Ratés poétiques et ratés ordinaires

Il y a le raté poétique, affublé du titre de « Prince des Poètes », à la suite de Ronsard et de Leconte de Lisle, dont Mallarmé déplore l’effacement dans la mémoire des hommes : « Il est caché parmi l’herbe, Verlaine. » J’avoue, en dépit de la force poétique indéniablement supérieure de l’herbe en question – Rimbaud – lire Verlaine plus souvent que son émule et amant infernal. Verlaine, revenu de tout, alternant de pieux poèmes aux accents liturgiques avec des pièces pornographiques pour payer sa fée absinthe, qu’il consommait non loin du boulevard saint-Michel, entouré de mignons et de catins, symbole de la condition humaine, coincée entre deux infinis, celui du désir et celui du salut, m’est cher. Verlaine « poète chrétien aux cuisses de faune, qui donne sa chair au diable, son âme à Dieu », selon l’heureuse formule de Charles Maurras. Verlaine, ce Caliban qui se rêvait Ariel, emporté par la tempête du poète « aux semelles de vent ». Verlaine ce raté dont Jacques-Henry Bornecque évoque le génie atavique de sa race : « C’est en lui et dans nul autre de sa lignée que se disposent à s’orchestrer enfin les impressions confusément amassées par tant d’hommes du Nord et de l’Est, voués aux longs crépuscules, aux automnes sournois ou pathétiques, à l’envoûtement des bois, des sous-bois, des eaux dormantes : c’est-à-dire bien plus qu’ailleurs, à l’emprise de l’instant qui fuit et du clair-obscur qui porte au songe.

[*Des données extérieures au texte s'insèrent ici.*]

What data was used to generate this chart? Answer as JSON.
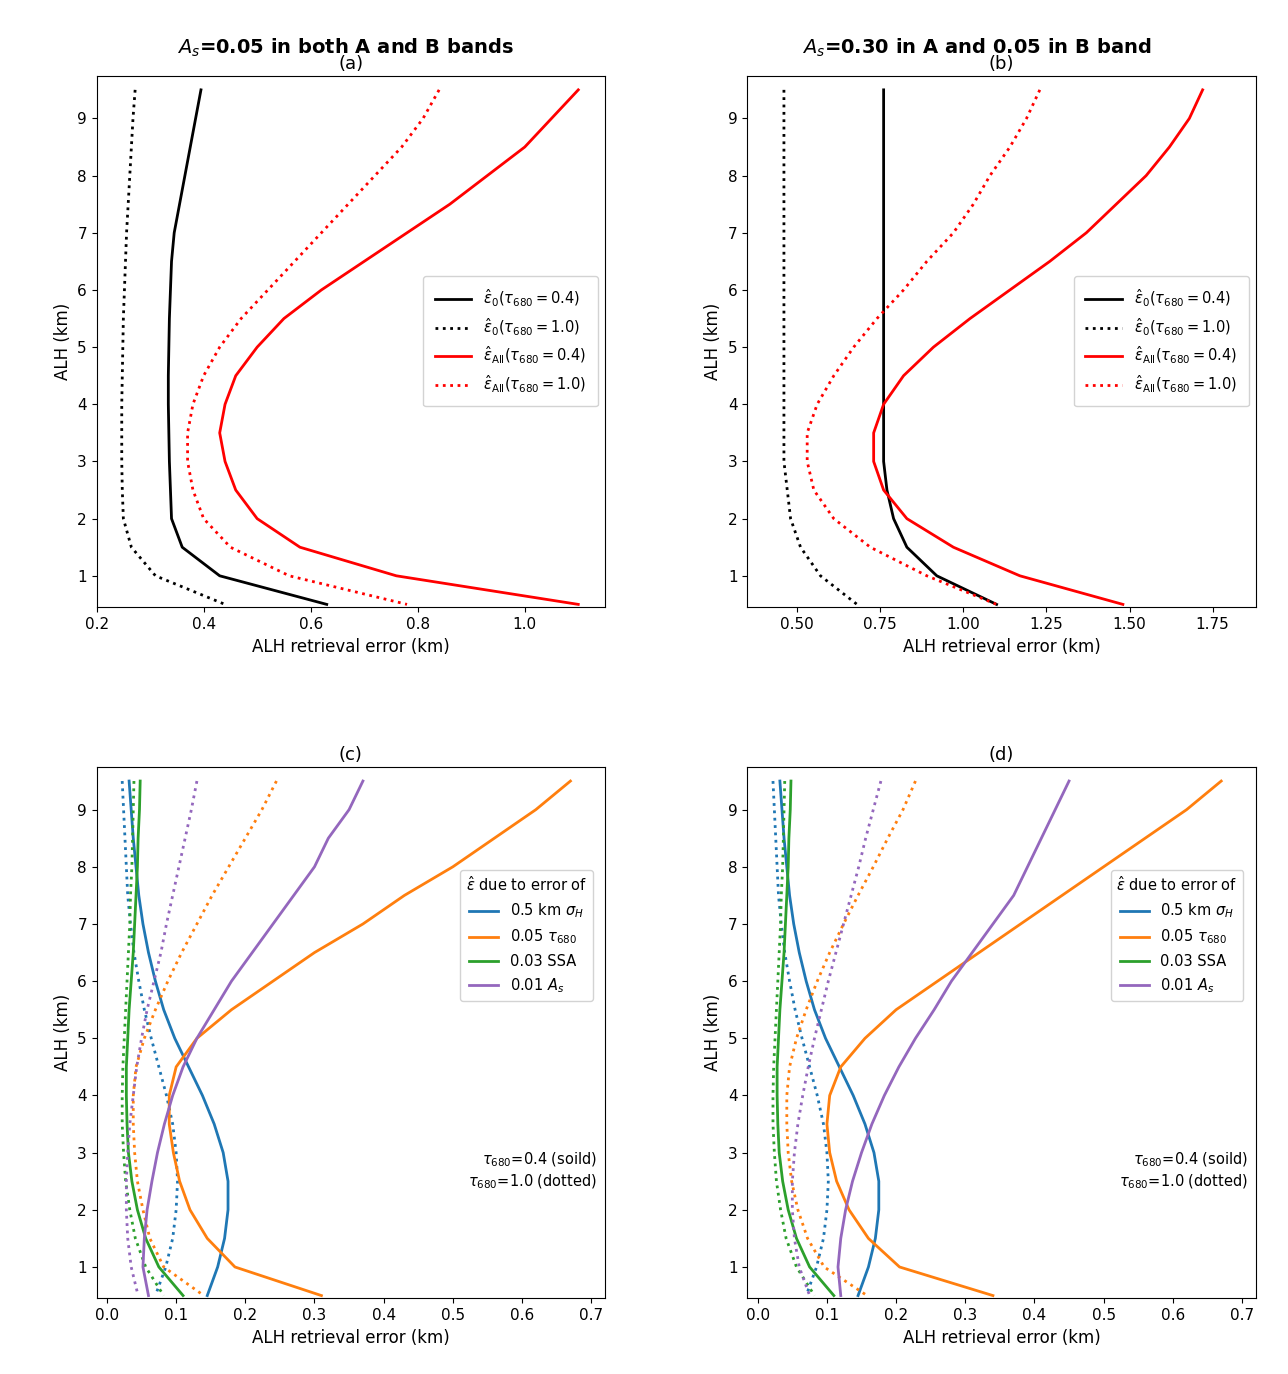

Au pays de mon père on voit des bois sans nombre.

Là où les loups font parfois luire leurs yeux dans l’ombre

Et la myrtille est noire au pied du chêne vert.

Noire de profondeur, sur l’étang découvert…

raconte un poème d’Amour. »

Les ratés, les marginaux authentiques, qui n’ont pour eux aucune idéologie qui les adoube, n’appartenant à aucune catégorie choyée par l’esprit du temps, sont des démissionnaires du système, non de la vie. Bukowski en a exprimé l’allégresse secrète dans Un carnet taché de vin : «  Ce que je préférais, c’était d’avoir pour moi seul une table en contrebas d’une fenêtre par laquelle les rayons du soleil venaient me réchauffer la nuque, le haut du crâne, les mains, au point que je finissais par penser que tous ces livres avec leurs couvertures rouges, orange, vertes, bleues, si impeccablement rangés sur leurs rayonnages, étaient dépourvus d’intérêt, voire factices. Quoi de plus merveilleux que de sentir le soleil sur sa nuque, que de somnoler, que de rêvasser, sans avoir à se soucier de son loyer, de son ordinaire, de l’Amérique, de ses devoirs de citoyen ? Et pourquoi aurais-je continué à me demander si j’étais ou non un génie puisque je désirais, par-dessus tout, rester en marge de cette société ? L’instinct de conservation, la volonté de puissance dont mes semblables faisaient montre me sidéraient : qu’un homme passât ses journées à changer des pneus ou à parcourir les rues en vendant des ice cream ou à se présenter au Congrès ou à ouvrir le ventre d’un quidam dans une salle d’opération ou au cours d’une rixe, tout cela m’indifférait. Pas question que j’y participasse. Et, par parenthèse, je ne veux toujours pas y participer… Quand une journée s’achevait sans que j’eusse collaboré avec le système, je chantais victoire. »

Il y a, enfin, les ratés ordinaires. Les ratés ordinaires mènent leur vie dans l’ombre, sans penser à étendre leur propre nuit sur le monde. Ils n’en ont guère la possibilité et n’imaginent pas que c’est le meilleur moyen de faire carrière. Ils n’ont pas saisi les opportunités mirifiques ouvertes par un nouvel âge d’obscurantisme. Alors ils se terrent dans leur petite obscurité à eux, sans prétention, obscurité privée, finement obombrée par l’anonymat de tout un chaque rien. Ils réclament seulement que le Rien des autres, prospérant sur les décombres, de ces décombres mêmes, prétendant valoir pour tous, devant s’imposer à tous, les laisse tranquilles.